‘Won’t happen’: Singapore shuts down Aussie fuel fears

Motorists are being reassured they will not leave Australia’s biggest fuel supplier even as conflict in the Middle East escalates and stocks deteriorate.
Australia is locked in a supply deal with Singapore, one of the country’s biggest fuel providers, but the opposition has called for the government not to be dependent on oil and diesel exports.
Singapore has no plans to reduce exports, Prime Minister Lawrence Wong said alongside Anthony Albanese at a joint press conference on Friday.
“We didn’t have to do this even in the darkest days of COVID, and we won’t do it during this energy crisis,” Mr Wong told reporters in Singapore.
More than a quarter of all fuel imported into Australia comes from Singapore, and Australia supplies about a third of the city-state’s LNG supply.
Mr Albanese and Mr Wong signed an agreement to continue trading large quantities of fuel and gas between the two countries.
The agreement states that the countries will “make maximum efforts to meet each other’s energy security needs” at a time when fuel prices have increased and many service stations are facing outages due to the Strait of Hormuz remaining closed.
It did not contain any specific guarantees that Australia would be at the front of the queue if refineries in Singapore continued to reduce production.

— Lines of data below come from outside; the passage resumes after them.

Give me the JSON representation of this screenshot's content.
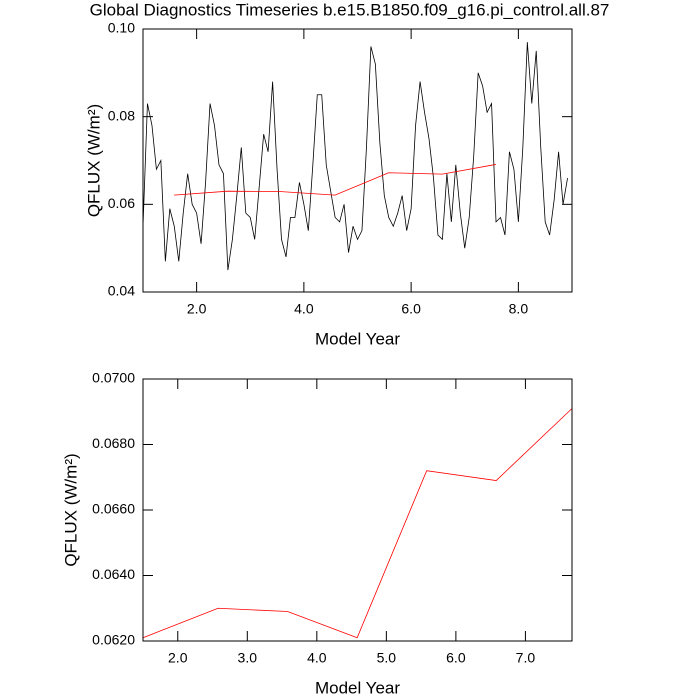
{
  "chart_data": [
    {
      "type": "line",
      "title": "Global Diagnostics Timeseries b.e15.B1850.f09_g16.pi_control.all.87",
      "x_label": "Model Year",
      "y_label": "QFLUX (W/m²)",
      "xlim": [
        1.0,
        9.0
      ],
      "xticks": [
        {
          "value": 2,
          "label": "2.0"
        },
        {
          "value": 4,
          "label": "4.0"
        },
        {
          "value": 6,
          "label": "6.0"
        },
        {
          "value": 8,
          "label": "8.0"
        }
      ],
      "ylim": [
        0.04,
        0.1
      ],
      "yticks": [
        0.04,
        0.06,
        0.08,
        {
          "value": 0.1,
          "label": "0.10"
        }
      ],
      "series": [
        {
          "color": "#000000",
          "x": [
            1.0,
            1.083,
            1.167,
            1.25,
            1.333,
            1.417,
            1.5,
            1.583,
            1.667,
            1.75,
            1.833,
            1.917,
            2.0,
            2.083,
            2.167,
            2.25,
            2.333,
            2.417,
            2.5,
            2.583,
            2.667,
            2.75,
            2.833,
            2.917,
            3.0,
            3.083,
            3.167,
            3.25,
            3.333,
            3.417,
            3.5,
            3.583,
            3.667,
            3.75,
            3.833,
            3.917,
            4.0,
            4.083,
            4.167,
            4.25,
            4.333,
            4.417,
            4.5,
            4.583,
            4.667,
            4.75,
            4.833,
            4.917,
            5.0,
            5.083,
            5.167,
            5.25,
            5.333,
            5.417,
            5.5,
            5.583,
            5.667,
            5.75,
            5.833,
            5.917,
            6.0,
            6.083,
            6.167,
            6.25,
            6.333,
            6.417,
            6.5,
            6.583,
            6.667,
            6.75,
            6.833,
            6.917,
            7.0,
            7.083,
            7.167,
            7.25,
            7.333,
            7.417,
            7.5,
            7.583,
            7.667,
            7.75,
            7.833,
            7.917,
            8.0,
            8.083,
            8.167,
            8.25,
            8.333,
            8.417,
            8.5,
            8.583,
            8.667,
            8.75,
            8.833,
            8.917
          ],
          "values": [
            0.055,
            0.083,
            0.078,
            0.068,
            0.07,
            0.047,
            0.059,
            0.055,
            0.047,
            0.058,
            0.067,
            0.06,
            0.058,
            0.051,
            0.065,
            0.083,
            0.078,
            0.069,
            0.067,
            0.045,
            0.052,
            0.062,
            0.073,
            0.058,
            0.057,
            0.052,
            0.064,
            0.076,
            0.072,
            0.088,
            0.068,
            0.052,
            0.048,
            0.057,
            0.057,
            0.065,
            0.06,
            0.054,
            0.069,
            0.085,
            0.085,
            0.069,
            0.063,
            0.057,
            0.056,
            0.06,
            0.049,
            0.055,
            0.052,
            0.054,
            0.073,
            0.096,
            0.092,
            0.074,
            0.062,
            0.057,
            0.055,
            0.058,
            0.062,
            0.054,
            0.059,
            0.078,
            0.088,
            0.081,
            0.075,
            0.066,
            0.053,
            0.052,
            0.067,
            0.056,
            0.069,
            0.058,
            0.05,
            0.057,
            0.071,
            0.09,
            0.087,
            0.081,
            0.083,
            0.056,
            0.057,
            0.053,
            0.072,
            0.068,
            0.056,
            0.073,
            0.097,
            0.083,
            0.095,
            0.073,
            0.056,
            0.053,
            0.061,
            0.072,
            0.06,
            0.066
          ]
        },
        {
          "color": "#ff0000",
          "x": [
            1.58,
            2.58,
            3.58,
            4.58,
            5.58,
            6.58,
            7.58
          ],
          "values": [
            0.0621,
            0.063,
            0.0629,
            0.0621,
            0.0672,
            0.0669,
            0.0691
          ]
        }
      ]
    },
    {
      "type": "line",
      "x_label": "Model Year",
      "y_label": "QFLUX (W/m²)",
      "xlim": [
        1.5,
        7.67
      ],
      "xticks": [
        {
          "value": 2,
          "label": "2.0"
        },
        {
          "value": 3,
          "label": "3.0"
        },
        {
          "value": 4,
          "label": "4.0"
        },
        {
          "value": 5,
          "label": "5.0"
        },
        {
          "value": 6,
          "label": "6.0"
        },
        {
          "value": 7,
          "label": "7.0"
        }
      ],
      "ylim": [
        0.062,
        0.07
      ],
      "yticks": [
        {
          "value": 0.062,
          "label": "0.0620"
        },
        {
          "value": 0.064,
          "label": "0.0640"
        },
        {
          "value": 0.066,
          "label": "0.0660"
        },
        {
          "value": 0.068,
          "label": "0.0680"
        },
        {
          "value": 0.07,
          "label": "0.0700"
        }
      ],
      "series": [
        {
          "color": "#ff0000",
          "x": [
            1.5,
            2.58,
            3.58,
            4.58,
            5.58,
            6.58,
            7.67
          ],
          "values": [
            0.0621,
            0.063,
            0.0629,
            0.0621,
            0.0672,
            0.0669,
            0.0691
          ]
        }
      ]
    }
  ]
}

But Mr Wong did not respond to a question about whether Australia would be prioritized if exports had to be reduced if the energy crisis worsened.
“This won’t happen,” he said.
This obvious response prompted Mr Albanese to joke: “The Prime Minister is as confident in private as he is in public.”
National leader Matt Canavan said the crisis needed to be intervened to find a solution to the fuel crisis, adding that Australia should not remain dependent on other countries and instead look at local solutions.
“I hope the government’s successful there, but we also clearly need to do more,” he told ABC TV.
“Why do we have to go hand in hand with Singapore when we have a whole continent with plenty of oil and gas here?”

Mr Albanese said the relationship between Singapore and Australia meant they could avoid the worst of the fuel crisis.
“The best way to deal with this global crisis is actually to work together as partners and neighbors, and I look forward to continuing my relationship with the prime minister,” he said.
Earlier on Friday, Mr Albanese toured an oil refinery and liquefied natural gas terminal on Jurong Island off Singapore’s southwest coast.
Both leaders called for the reopening of the strait, through which one fifth of the world’s oil supply passes.
Mr Albanese will return to Australia on Saturday.